The best dating strategy is giving up

Emelia Haskey

iStock by Getty Images

With my busy schedule involving juggling study, work, and my plans to nationalise the production of Moscato, I’ve been taking some time away from the dating scene. The sheer bliss of not constantly checking your tinder messages and trying to come up with clever yet charming opening lines to break the ice with someone new who may or may not be batshit insane has been extremely pleasant. Alas, all good things must come to an end. In my case, I asked a mutual friend out for drinks, and he agreed it would be fun. Success, I thought, I have secured the date. When I checked in the next day to see how he was doing, he told me all about the wonderful date he’d been on with someone else, in an unfortunate case of being completely socially inept. When faced with the battle of trying to secure a date while also not ending up in competition with another woman, I chose the only rational option: I gave up.

The problem with growing up identifying as a woman is that you will inevitably be socialised into jumping off buildings for very mediocre men. Rather than letting someone actively pursue you, you end up doing all the work arranging dates and getting to know them and pretending the band they play in is good, before they’ve even told you whether they’re actually interested in you. So, in an effort to stop tripping over myself, I’ve decided to go on strike. Unless someone is actively pursuing me, I’m not making an effort. No asking anyone out, no playing he-loves-me-he-loves-me-not, no forcing small talk. I will be sitting on the couch watching telly until further notice.

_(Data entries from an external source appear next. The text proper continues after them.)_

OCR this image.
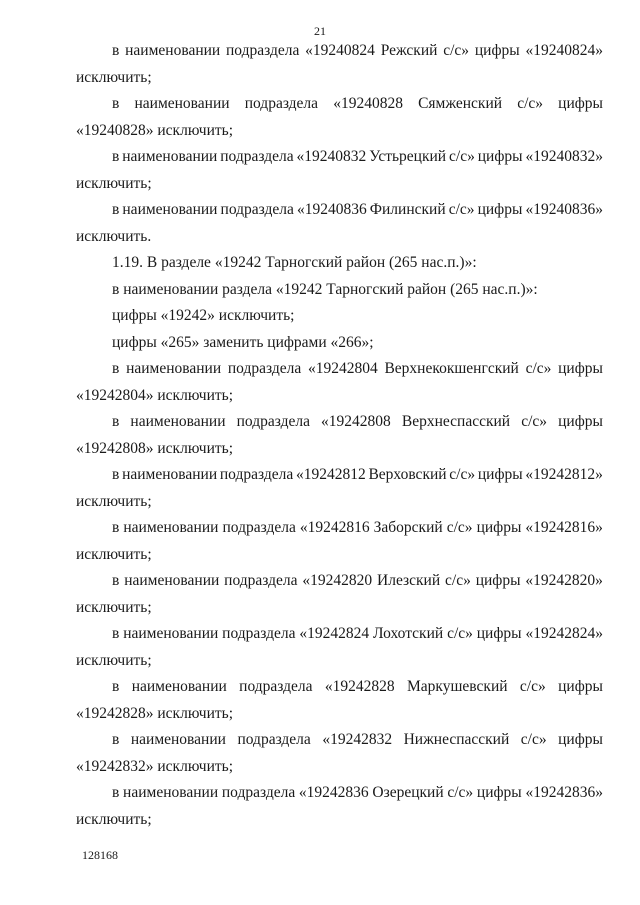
21
в наименовании подраздела «19240824 Режский с/с» цифры «19240824»
исключить;
в наименовании подраздела «19240828 Сямженский с/с» цифры
«19240828» исключить;
в наименовании подраздела «19240832 Устьрецкий с/с» цифры «19240832»
исключить;
в наименовании подраздела «19240836 Филинский с/с» цифры «19240836»
исключить.
1.19. В разделе «19242 Тарногский район (265 нас.п.)»:
в наименовании раздела «19242 Тарногский район (265 нас.п.)»:
цифры «19242» исключить;
цифры «265» заменить цифрами «266»;
в наименовании подраздела «19242804 Верхнекокшенгский с/с» цифры
«19242804» исключить;
в наименовании подраздела «19242808 Верхнеспасский с/с» цифры
«19242808» исключить;
в наименовании подраздела «19242812 Верховский с/с» цифры «19242812»
исключить;
в наименовании подраздела «19242816 Заборский с/с» цифры «19242816»
исключить;
в наименовании подраздела «19242820 Илезский с/с» цифры «19242820»
исключить;
в наименовании подраздела «19242824 Лохотский с/с» цифры «19242824»
исключить;
в наименовании подраздела «19242828 Маркушевский с/с» цифры
«19242828» исключить;
в наименовании подраздела «19242832 Нижнеспасский с/с» цифры
«19242832» исключить;
в наименовании подраздела «19242836 Озерецкий с/с» цифры «19242836»
исключить;
128168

This may seem like a fairly extreme approach to what seems like a minor issue, but I cannot stress enough that your time is far more valuable than you think it is, and what you spend it on will come back and haunt you. In Carrie Bradshaw fashion, I couldn’t help but wonder…when it comes to dating burnout, is giving up the best strategy?

Embracing the single lifestyle is not that dramatic a decision since we moved past the 1830s and stopped constantly trying to marry a man who earns 10,000 pounds a year and a cushy mansion in Cornwall. We live in a modern era, we’re all ground down by capitalism, no-one’s going to tell you off if you feel like you need a break from life. That being said, the addictive nature of apps like Tinder is real, and it’s perfectly normal (and healthy) to crave some romantic affection after binge-watching Notting Hill for the fifth time. The media does tend to make coupling-up look like the be all and end all of most people’s existence. This isn’t to say that you’re giving up on dating entirely, by taking some time off can seriously help in avoiding digging yourself into a hole.

In taking the focus off jumping back into the dating scene, it can be advised to try and focus on your interests, pursue your passions, join some Uni clubs, etc. For example, I’m using this column to pursue my dream of becoming a niche internet micro-celebrity with thousands of comments saying “based” under my Instagram posts. We all have our fantasies…

What is not helpful with the whole strategy of “giving up” is the idea that this is a final state of being. Choosing not to engage in the dating chase does not mean you become a hermit and start cursing all happy couples and/or men. I dabble in misandry for the fun of it but I don’t believe in writing off a whole gender, mostly because people’s genitals hold no great meaning for me. In times of doubt — get a hobby. Even if you’re bad at it, you can always crack out a terrible rendition of Wonderwall on the guitar and you’ll be the life/joke of the party. No one’s attracted to despair — and that goes for everyone (except maybe Tim Burton).

My final piece of advice? Apart from writing your own dating column where you get to complain about modern dating (which really is very cathartic), appreciate the other forms of love in your life. Carrie Bradshaw would be nothing without Samantha, Miranda, and Charlotte there to stop her doing stupid shit like spending forty-thousand dollars on shoes. Even your parents may have likeable qualities — good for them! So turn on the TV, put your feet up, and sigh contentedly. You’ve earned it.